Left-back: Richard Edghill
The man whose penalty proved to be the clincher at Wembley and a City debutant at 19, Edghill endured the deflation of three relegations with his boyhood club before leaving for Wigan in 2002. Played for Macclesfield Town during the 2007/08 season after his ex-City teammate Ian Brightwell signed him and retired thereafter.
Centre-back: Gerard Wiekens
Versatile in defence or midfield, Wiekens played 182 times for City and was a starter during the memorable 3-1 rout of United at the last Maine Road derby in 2002. He is currently assistant manager at second-tier Dutch club BV Veendam and in March was mooted as a possible starter due to a defensive injury crisis, yet didn’t manage an outing.

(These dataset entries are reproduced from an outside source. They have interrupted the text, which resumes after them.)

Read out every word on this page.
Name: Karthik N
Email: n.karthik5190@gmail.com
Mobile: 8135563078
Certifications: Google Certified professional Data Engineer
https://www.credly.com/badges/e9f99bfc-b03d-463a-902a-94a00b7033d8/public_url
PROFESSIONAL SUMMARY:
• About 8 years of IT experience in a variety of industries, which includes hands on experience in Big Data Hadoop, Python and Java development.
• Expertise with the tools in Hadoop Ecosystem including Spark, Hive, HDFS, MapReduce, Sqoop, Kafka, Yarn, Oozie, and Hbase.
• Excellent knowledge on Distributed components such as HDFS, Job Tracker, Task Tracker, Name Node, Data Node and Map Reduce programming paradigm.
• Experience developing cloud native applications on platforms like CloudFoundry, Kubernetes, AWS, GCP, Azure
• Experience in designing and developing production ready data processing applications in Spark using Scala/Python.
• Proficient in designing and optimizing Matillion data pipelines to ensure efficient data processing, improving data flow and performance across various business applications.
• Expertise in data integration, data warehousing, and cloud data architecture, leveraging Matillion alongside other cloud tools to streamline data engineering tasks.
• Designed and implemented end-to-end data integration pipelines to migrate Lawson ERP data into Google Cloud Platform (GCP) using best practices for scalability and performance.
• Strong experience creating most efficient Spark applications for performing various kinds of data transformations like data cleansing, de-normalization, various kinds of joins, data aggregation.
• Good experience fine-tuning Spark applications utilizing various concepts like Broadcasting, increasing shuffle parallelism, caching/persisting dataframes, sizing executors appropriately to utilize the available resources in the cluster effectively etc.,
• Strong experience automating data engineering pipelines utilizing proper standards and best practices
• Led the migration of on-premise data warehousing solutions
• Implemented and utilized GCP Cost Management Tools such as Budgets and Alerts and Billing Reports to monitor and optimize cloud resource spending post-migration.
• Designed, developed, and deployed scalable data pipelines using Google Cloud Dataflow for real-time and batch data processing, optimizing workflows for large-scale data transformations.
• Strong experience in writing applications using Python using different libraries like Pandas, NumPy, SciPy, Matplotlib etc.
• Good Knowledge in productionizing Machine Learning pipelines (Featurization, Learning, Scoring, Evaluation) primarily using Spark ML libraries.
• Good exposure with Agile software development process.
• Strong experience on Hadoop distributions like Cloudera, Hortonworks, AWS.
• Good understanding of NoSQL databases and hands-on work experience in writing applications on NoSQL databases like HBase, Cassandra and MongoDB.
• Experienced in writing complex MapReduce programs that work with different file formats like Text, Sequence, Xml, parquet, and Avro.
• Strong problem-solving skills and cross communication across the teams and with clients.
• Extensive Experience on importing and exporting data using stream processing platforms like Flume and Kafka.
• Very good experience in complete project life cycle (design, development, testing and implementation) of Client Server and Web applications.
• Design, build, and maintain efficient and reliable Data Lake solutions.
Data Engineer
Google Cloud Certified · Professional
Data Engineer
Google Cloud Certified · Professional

Centre-back: Andy Morrison
Lauded by Joe Royle as the ‘catalyst’ for City’s rise up the Football League ladder, City’s Inverness-born captain has a cult status amongst the club’s supporters yet was another victim to injuries and retired in 2001. In 2006 he pleaded guilty to four charges of fraud concerning income support, jobseeker’s allowance, and council tax benefits yet is now assistant manager at Northwich Victoria.
Midfield: Terry Cooke
Signed from city neighbours United after a fruitful loan spell, Cooke has been plying his trade around the continents since he signed with Colorado Rapids in 2005, and is now being coached by Tony Adams at Azerbaijani club Gabala FC.
Midfield: Kevin Horlock
A rejected West Ham United trainee, the Kent-born Northern Ireland international amassed a respectable 32 caps in a career dominated by his Wembley heroics. He returned to the Boleyn Ground for a season in 2003 but is now coaching at Ryman League club Needham Market where he has been tasked with overseeing the club’s recently inaugurated apprenticeship scheme.
Midfield: Michael Brown
The tenacious midfielder was the star man of Neil Warnock’s domestic double semi-finalists Sheffield United in 2002/03, yet following a transfer to Tottenham Hostspur he was exposed as a thuggish hatchet-man and rarely exhibited the quality he graced Bramall Lane with. He’s now a bystander with Portsmouth, since he has reached the stage where if he played another game he would be entitled to a new contract with increased wages, which Pompey cannot afford.
Midfield: Jeff Whitley
While brother and ex-City academy graduate Jim has been tripping the light fantastic as Sammy Davis Jr. in Rat Pack stage shows, Jeff sadly succumbed to years of alcohol and drug abuse which left him praying for death and coughing up blood with crippling pains in his kidneys. Mick McCarthy nurtured him back to health at Wolves in 2008 and had a brief stint at Northwich Victoria last season.
Striker: Paul Dickov
The Wembley saviour, Dickov was loved by whoever he was pugnaciously playing for, and hated passionately by opposing supporters for his bruising nuisance style of play. Nicknamed “The Wasp” by Royle, he is the sole survivor from City’s XI that day to be managing in the Football League following a player-manager agreement with Oldham Athletic last summer. The Boundary Park club currently lie fifteenth in League One.
Striker: Shaun Goater
“Feed the Goat and he will score” the Kippax used to cry. Assured of legendary status at City thanks to his brace against United in the 3-1 derby, Goater also scored at Old Trafford that season to salvage a draw for the blues. He released an autobiography in 2006 with his terrace chant as the title, and has since returned to his birthplace to coach Bermudan side North Village Community Club Rams.